他看向花靈“你的能力是把傷害自己的力量轉化到其他人身上娃娃里面,也有你自己的靈魂在吧”
小女孩點了點頭。
陳星瑜輕輕摸了摸她的頭發“傷害自己的時候,會感覺到疼嗎”
花靈猛然一愣。
似乎從沒有人問過她這個問題,她頓了半晌才輕輕回答“沒事的,又不會死。”
“那也會不舒服,如果不想做,就不做。”陳星瑜遞給她一張符咒,輕輕地對她說,“等會兒照顧好自己,不要輕易和鬼嬰對上。”

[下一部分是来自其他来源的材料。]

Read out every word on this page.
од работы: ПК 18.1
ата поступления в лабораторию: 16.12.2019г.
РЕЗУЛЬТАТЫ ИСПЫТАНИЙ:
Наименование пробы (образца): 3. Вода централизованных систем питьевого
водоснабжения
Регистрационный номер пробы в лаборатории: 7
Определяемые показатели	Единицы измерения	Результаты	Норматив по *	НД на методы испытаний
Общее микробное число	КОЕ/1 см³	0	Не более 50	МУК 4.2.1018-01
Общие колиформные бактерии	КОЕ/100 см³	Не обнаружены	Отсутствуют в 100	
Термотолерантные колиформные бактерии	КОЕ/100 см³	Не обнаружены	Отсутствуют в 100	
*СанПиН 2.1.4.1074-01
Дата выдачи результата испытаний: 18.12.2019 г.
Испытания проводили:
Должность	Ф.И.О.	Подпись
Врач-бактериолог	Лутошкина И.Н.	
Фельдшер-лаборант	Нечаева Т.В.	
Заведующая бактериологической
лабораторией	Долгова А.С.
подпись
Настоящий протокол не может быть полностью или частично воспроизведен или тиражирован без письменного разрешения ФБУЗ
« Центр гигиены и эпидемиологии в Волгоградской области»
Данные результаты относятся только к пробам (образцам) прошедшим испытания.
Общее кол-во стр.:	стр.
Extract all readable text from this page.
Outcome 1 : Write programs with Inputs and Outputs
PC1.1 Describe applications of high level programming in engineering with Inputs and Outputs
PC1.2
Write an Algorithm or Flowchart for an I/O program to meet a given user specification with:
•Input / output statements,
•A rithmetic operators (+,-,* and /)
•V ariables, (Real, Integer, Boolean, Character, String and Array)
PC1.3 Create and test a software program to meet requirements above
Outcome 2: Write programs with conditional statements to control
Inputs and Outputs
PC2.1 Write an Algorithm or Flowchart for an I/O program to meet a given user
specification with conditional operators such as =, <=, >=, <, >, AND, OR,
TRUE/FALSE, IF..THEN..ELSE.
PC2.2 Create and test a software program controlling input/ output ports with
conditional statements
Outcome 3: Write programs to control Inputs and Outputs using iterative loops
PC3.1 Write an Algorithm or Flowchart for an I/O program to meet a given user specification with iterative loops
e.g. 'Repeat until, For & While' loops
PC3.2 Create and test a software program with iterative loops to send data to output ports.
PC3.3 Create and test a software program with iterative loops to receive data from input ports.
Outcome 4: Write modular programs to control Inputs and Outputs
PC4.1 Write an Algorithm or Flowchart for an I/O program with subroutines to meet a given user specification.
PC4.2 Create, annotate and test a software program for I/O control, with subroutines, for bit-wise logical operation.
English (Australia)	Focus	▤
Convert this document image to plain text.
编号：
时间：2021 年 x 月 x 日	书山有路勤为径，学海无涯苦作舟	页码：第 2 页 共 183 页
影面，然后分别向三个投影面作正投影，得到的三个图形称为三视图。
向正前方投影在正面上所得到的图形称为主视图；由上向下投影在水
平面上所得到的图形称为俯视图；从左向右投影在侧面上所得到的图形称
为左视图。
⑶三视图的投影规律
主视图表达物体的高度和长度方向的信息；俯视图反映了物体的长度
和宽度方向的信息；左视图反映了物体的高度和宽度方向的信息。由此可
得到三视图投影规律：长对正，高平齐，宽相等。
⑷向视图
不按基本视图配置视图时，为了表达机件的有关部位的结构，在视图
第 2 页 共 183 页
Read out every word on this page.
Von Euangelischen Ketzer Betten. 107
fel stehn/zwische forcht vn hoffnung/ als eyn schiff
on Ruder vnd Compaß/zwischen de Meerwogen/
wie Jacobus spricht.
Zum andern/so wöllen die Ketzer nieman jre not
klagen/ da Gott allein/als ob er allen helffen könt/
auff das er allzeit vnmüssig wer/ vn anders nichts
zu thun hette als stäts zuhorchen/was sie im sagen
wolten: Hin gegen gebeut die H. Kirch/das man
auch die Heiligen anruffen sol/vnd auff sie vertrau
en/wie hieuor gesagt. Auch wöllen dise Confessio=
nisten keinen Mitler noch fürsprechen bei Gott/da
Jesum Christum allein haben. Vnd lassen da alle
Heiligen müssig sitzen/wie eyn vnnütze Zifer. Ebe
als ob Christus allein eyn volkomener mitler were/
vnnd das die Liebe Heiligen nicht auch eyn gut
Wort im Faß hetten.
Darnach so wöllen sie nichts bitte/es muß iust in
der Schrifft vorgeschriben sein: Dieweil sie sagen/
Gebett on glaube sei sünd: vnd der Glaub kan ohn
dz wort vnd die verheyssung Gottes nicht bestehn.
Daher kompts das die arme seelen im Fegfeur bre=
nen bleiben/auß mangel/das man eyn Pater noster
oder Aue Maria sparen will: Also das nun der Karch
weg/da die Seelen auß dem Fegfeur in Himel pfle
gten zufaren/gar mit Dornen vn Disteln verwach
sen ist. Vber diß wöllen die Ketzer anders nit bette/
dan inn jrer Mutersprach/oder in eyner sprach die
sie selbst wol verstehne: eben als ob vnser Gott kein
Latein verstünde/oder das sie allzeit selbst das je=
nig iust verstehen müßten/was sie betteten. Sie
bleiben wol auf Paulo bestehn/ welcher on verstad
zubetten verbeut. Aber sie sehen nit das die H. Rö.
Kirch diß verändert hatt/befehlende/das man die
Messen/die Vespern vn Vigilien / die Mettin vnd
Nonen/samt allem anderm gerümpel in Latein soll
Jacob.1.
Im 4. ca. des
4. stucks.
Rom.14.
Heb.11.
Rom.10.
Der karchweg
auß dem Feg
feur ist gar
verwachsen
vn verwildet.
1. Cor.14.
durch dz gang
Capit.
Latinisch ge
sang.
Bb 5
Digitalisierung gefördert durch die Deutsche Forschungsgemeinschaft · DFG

花靈有些擔心地看著他,輕輕張了張嘴卻沒發出任何聲音,最終還是點了點頭。
電梯門開了。
陳星瑜放下花靈,率先走出電梯。
大雨已經停了,天空卻完全變得黑暗。
一輪血紅的月亮從天井窄小的上空顯露出來,幾乎占據了整個視野,紅月之上,縱橫交錯的黑色斑紋如同血管扭曲蜿蜒,一個個青黑的腫瘤懸掛于血月之上,在空中輕輕顫抖。
大樓下方三層的商業體門戶緊閉,從第四層開始的居民區,已經燃上了燈。